Bookkeeping is also comprised of:
- Recording financial transactions
- Posting debits and credits
- Producing invoices
- Preparation of financial statements (balance sheet, cash flow statement, and income statement)
- Maintaining and balancing subsidiaries, general ledgers, and historical accounts
- Completing payroll
Why you should hire an accountant.
Accountants are invaluable assets when it comes to accurate reporting because they have knowledge surrounding taxation, legal compliance, and specific industries. They help protect the financial health of your company by making sure everything reported correctly matches up with standard industry practices that keep organizations compliant. Accountants also provide valuable insight into where money is being spent because they analyze the data relative to organizational goals.
A key part of the accounting process is analyzing financial reports to help you make business decisions. The result is a better understanding of actual profitability and awareness of cash flow in your business. Accounting turns the information from the general ledger into insights that reveal the bigger picture of the business, and the path the company is progressing on. Business owners will often look to accountants for help with strategic tax planning, analyzing their financial position, forecasting, and tax filing.
Accounting is mainly comprised of:
- Preparing adjusting entries (recording expenses that have occurred but aren’t yet recorded in the bookkeeping process)

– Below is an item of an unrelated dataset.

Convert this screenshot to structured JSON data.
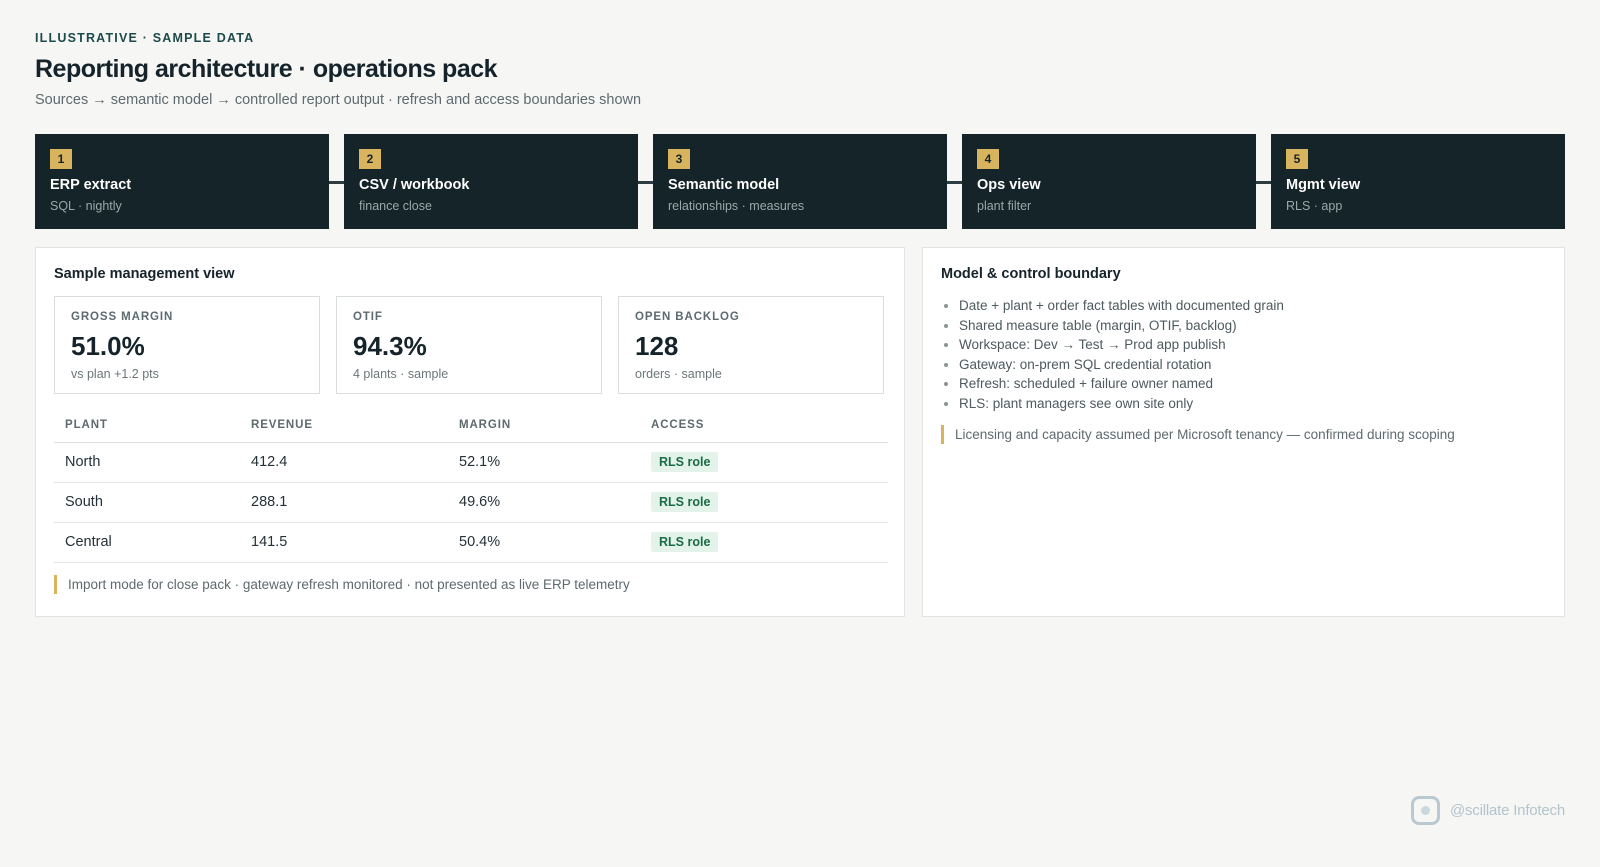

- Reviewing company financial statements
- Analyzing costs of operations
- Completing income tax returns
- Aiding the business owner in understanding the impact of financial decisions
How Bookkeeping and Accounting Work Together
Accounting is a high-level process that uses financial data compiled by a bookkeeper or business owner to produce financial models.
The accounting process is more subjective than bookkeeping, which is largely transactional.
Here are some industry-related questions to consider when making your decision:
- How large is your inventory?
- How many employees do you have?
- What industry are you in?
Industries that work with complex financial systems and high-volume transactions require accountants, i.e. government agencies, colleges, hospitals, etc.
When it comes to expertise: A knowledgeable, skilled bookkeeper with years of experience is most likely more qualified to run the books for your business than a fresh-off-the-campus CPA.
Consider these questions when reviewing candidates for either role:
- What is their level of expertise? Certifications?
- What services does the individual offer?
- What services does the individual have experience offering?
If You Need An Accountant, You Probably Need A Bookkeeper
If you are just starting out in business, a bookkeeper may be the right choice for you. But if your business grows and starts bringing in substantial revenues, it is advisable to have an accountant. An accountant working with a bookkeeper will give your company the ability to grow because they both can help manage everything from accurate record-keeping, inventory management, payroll, payroll taxes, taxes remittances, investments, forecasts, budgeting, and more.
A bookkeeper’s upfront work allows accountants to optimize annual tax compliance, monthly accounting statements (financial reports) preparation, management of cash flow including forecasting future cash flows with budgets or projections, risk assessment of future income using mathematical models, taxation planning, and more. The aforementioned are all areas that allow your business to function optimally from a financial standpoint.